IL MOSTRO DI FIRENZE


Il nostro Paese, l’Italia, non è privo di fatti di cronaca misteriosi e inquietanti. Questa è la storia di un assassino che divenne famoso per il suo terribile modus operandi: egli mirava sempre a giovani coppie, uccidendole a sangue freddo a una distanza ravvicinata con una Beretta calibro 22 e mutilava gli organi sessuali della donna. Questo killer è stato il presunto responsabile di 16 omicidi avvenuti tra il 1968 e il 1985: stiamo parlando di quello che oggi è conosciuto come il mostro di Firenze.

21 agosto 1968. È mezzanotte. In segreto due amanti, Antonio Lo Bianco di 29 anni e Barbara Locci di 32, appartati all’interno della macchina del giovane, sono intenti in preliminari amorosi. Sul sedile posteriore dell’auto dorme Natalino Mele di 6 anni, figlio di Barbara e di suo marito, Stefano Mele. Una figura misteriosa si avvicina all’auto senza che la coppia se ne accorga ed esplode otto colpi di pistola da distanza ravvicinata; quattro colpiscono l’uomo e quattro la donna. Le indagini successive recupereranno solo cinque bossoli di una Beretta calibro 22. Poche ore dopo il piccolo Natalino suona alla porta di una casa ad oltre due chilometri di distanza da dove era parcheggiata l’automobile. Il proprietario che era sveglio si affaccia alla finestra e scorge il bambino che dice: “Aprimi la porta che ho sonno e dopo riaccompagnami a casa perché mia mamma e lo zio sono morti in macchina…”. Questo è quello che anni più tardi sarà reputato come il primo assassinio del mostro di Firenze anche se nel frattempo in carcere è finito Stefano Mele, condannato a una pena di 14 anni nonostante le molte incongruenze.
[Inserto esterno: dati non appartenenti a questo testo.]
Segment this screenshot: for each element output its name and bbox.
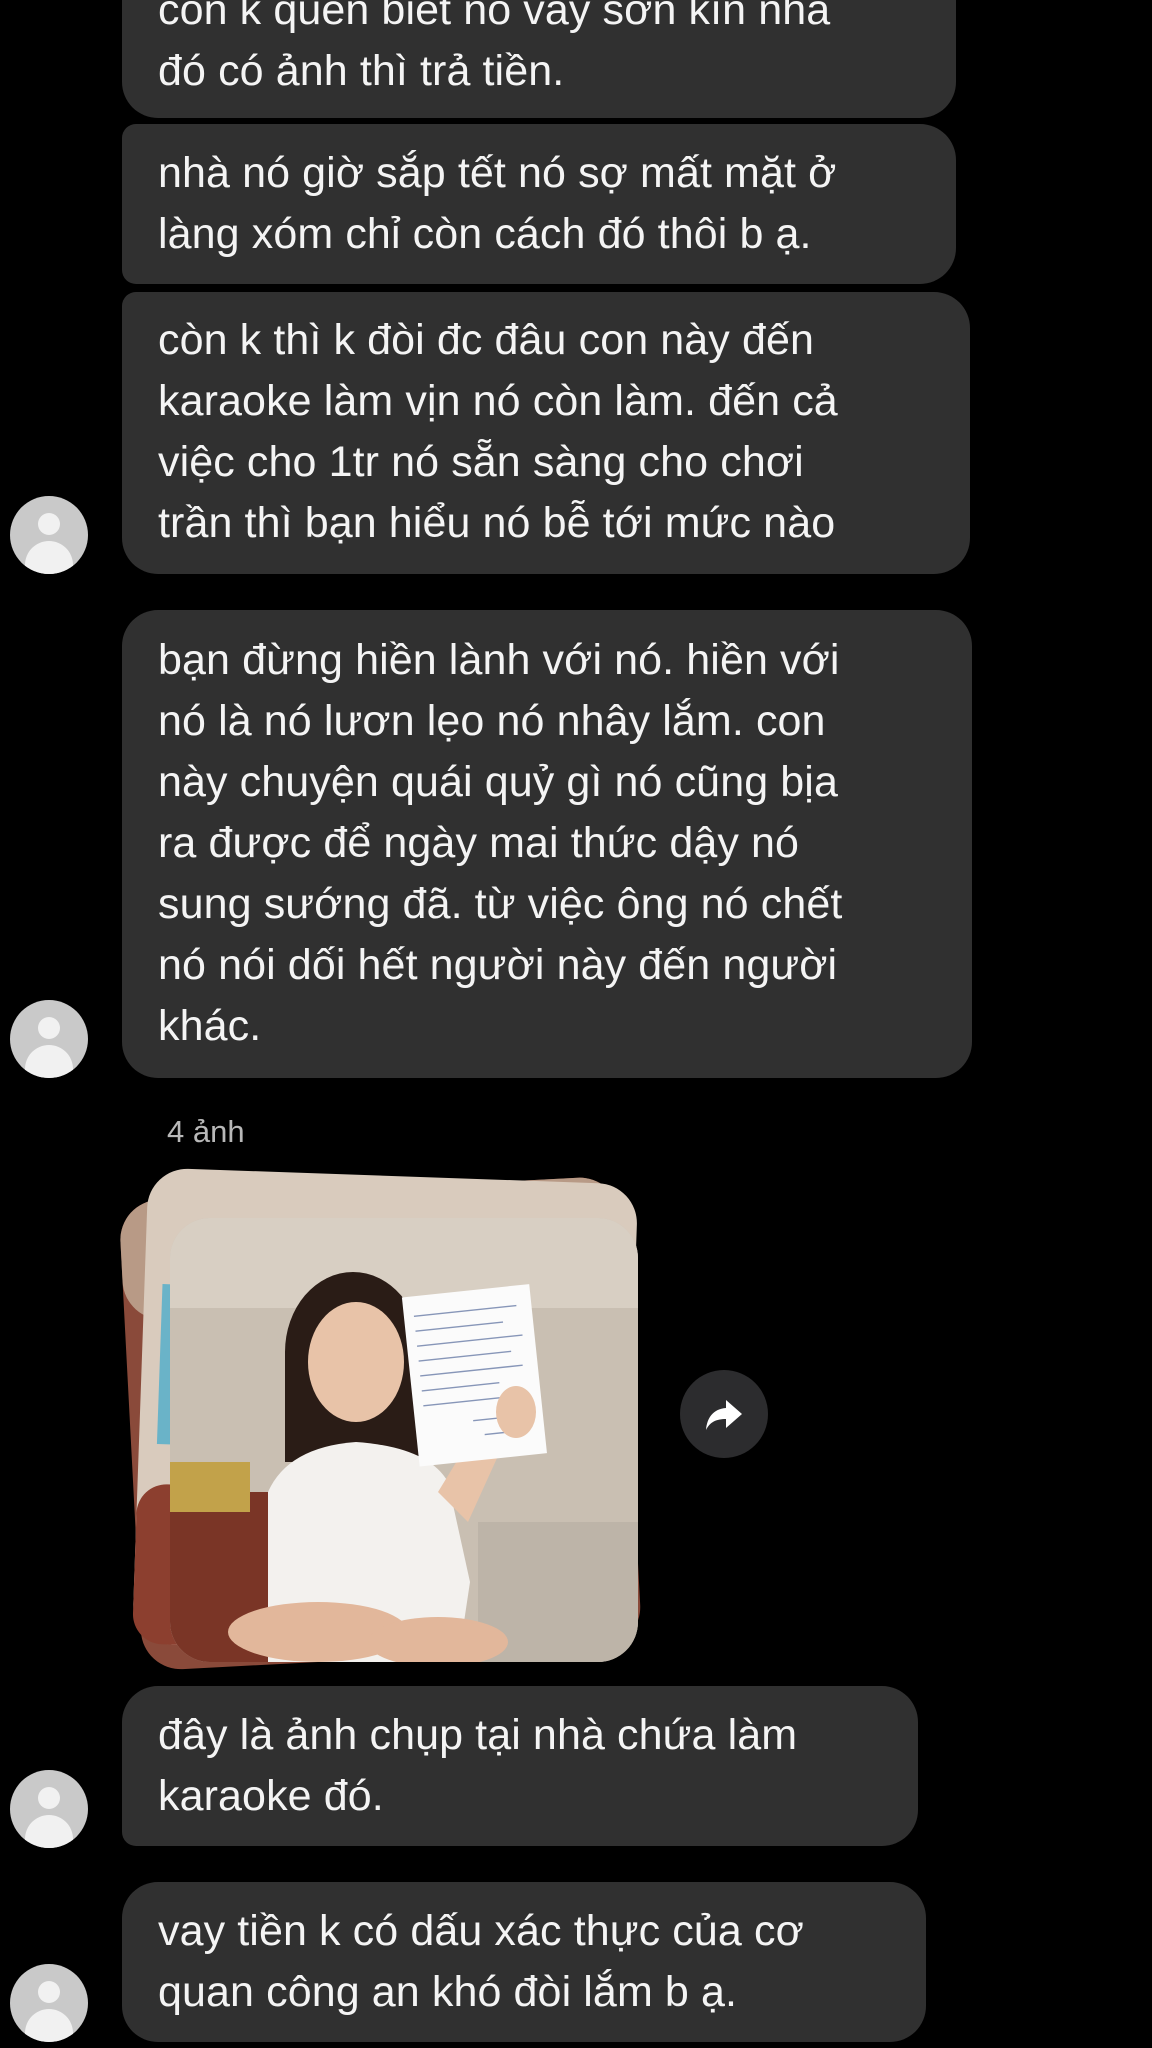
sender-avatar[interactable] bbox=[10, 1000, 88, 1078]
avatar-head-icon bbox=[38, 1787, 60, 1809]
photo-count-label: 4 ảnh bbox=[167, 1114, 245, 1149]
stacked-photo-front bbox=[170, 1218, 638, 1662]
avatar-head-icon bbox=[38, 1017, 60, 1039]
avatar-body-icon bbox=[25, 1815, 73, 1848]
avatar-body-icon bbox=[25, 1045, 73, 1078]
avatar-head-icon bbox=[38, 513, 60, 535]
message-bubble[interactable]: vay tiền k có dấu xác thực của cơ quan c… bbox=[122, 1882, 926, 2042]
sender-avatar[interactable] bbox=[10, 496, 88, 574]
photo-stack[interactable] bbox=[118, 1162, 658, 1672]
sender-avatar[interactable] bbox=[10, 1964, 88, 2042]
message-bubble[interactable]: còn k thì k đòi đc đâu con này đến karao… bbox=[122, 292, 970, 574]
photo-stack-graphic bbox=[120, 1168, 641, 1670]
message-bubble[interactable]: đây là ảnh chụp tại nhà chứa làm karaoke… bbox=[122, 1686, 918, 1846]
avatar-body-icon bbox=[25, 2009, 73, 2042]
avatar-body-icon bbox=[25, 541, 73, 574]
message-bubble[interactable]: còn k quên biết nó vay sơn kìn nha đó có… bbox=[122, 0, 956, 118]
message-bubble[interactable]: nhà nó giờ sắp tết nó sợ mất mặt ở làng … bbox=[122, 124, 956, 284]
share-button[interactable] bbox=[680, 1370, 768, 1458]
message-bubble[interactable]: bạn đừng hiền lành với nó. hiền với nó l… bbox=[122, 610, 972, 1078]
share-arrow-icon bbox=[706, 1400, 742, 1430]
sender-avatar[interactable] bbox=[10, 1770, 88, 1848]
avatar-head-icon bbox=[38, 1981, 60, 2003]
È il primo delitto di una lunga e sanguinosa serie, infatti passarono ben sei anni prima che il misterioso assassino colpisse ancora.

1974. Le vittime sono ancora due giovani, una coppia: Pasquale Gentilcore e Stefania Pettini di 19 e 18 anni. I colpi esplosi sono ancora otto, cinque verso l’uomo e tre verso la donna che tuttavia non la uccidono. Stefania viene trascinata violentemente fuori dall’auto, non poteva fuggire a causa delle profonde ferite alle gambe causate dai proiettili. Viene infine uccisa con tre coltellate allo sterno ma l’assassino non si accontenta, infatti la colpisce con brutale ferocia altre 96 volte. Infine l’assassino le penetra la vagina con un tralcio di vite, particolare che fece pensare a un qualche rito esoterico. Il mostro di Firenze, nome affibbiatogli dai media, cominciò a guadagnare la sua notorietà il 6 giugno 1981, dopo che i corpi del 30enne Giovanni Foggi e della sua fidanzata Carmela di Nuccio di 21 anni, vennero trovati vicino alla loro auto nei pressi di Mosciano di Scandicci, in provincia di Firenze. I due si conoscevano da pochi mesi ma avevano già programmato di sposarsi, probabilmente avevano dei grandi progetti per il futuro, progetti che vennero distrutti, ancora una volta, da otto colpi di pistola fatali, tre a Giovanni e cinque a Carmela, mentre erano ancora in macchina. Un particolare che era già avvenuto e che si ripeterà anche in alcuni omicidi successivi è che vennero trovati meno bossoli di quelli effettivamente usati. A quanto pare all’assassino non bastò aver semplicemente ucciso i due giovani dato che infierì sui cadaveri con colpi di coltello, inoltre trascinò la donna poco distante dall’auto, recise i suoi jeans e per mezzo di tre precisissimi fendenti ne asportò interamente il pube. I corpi dei due giovani vennero rinvenuti il mattino dopo e la polizia non poté fare a meno di notare le analogie con i due duplici omicidi avvenuti nel 1968 e nel 1974. La polizia cominciava a rendersi conto di aver a che fare con un serial killer.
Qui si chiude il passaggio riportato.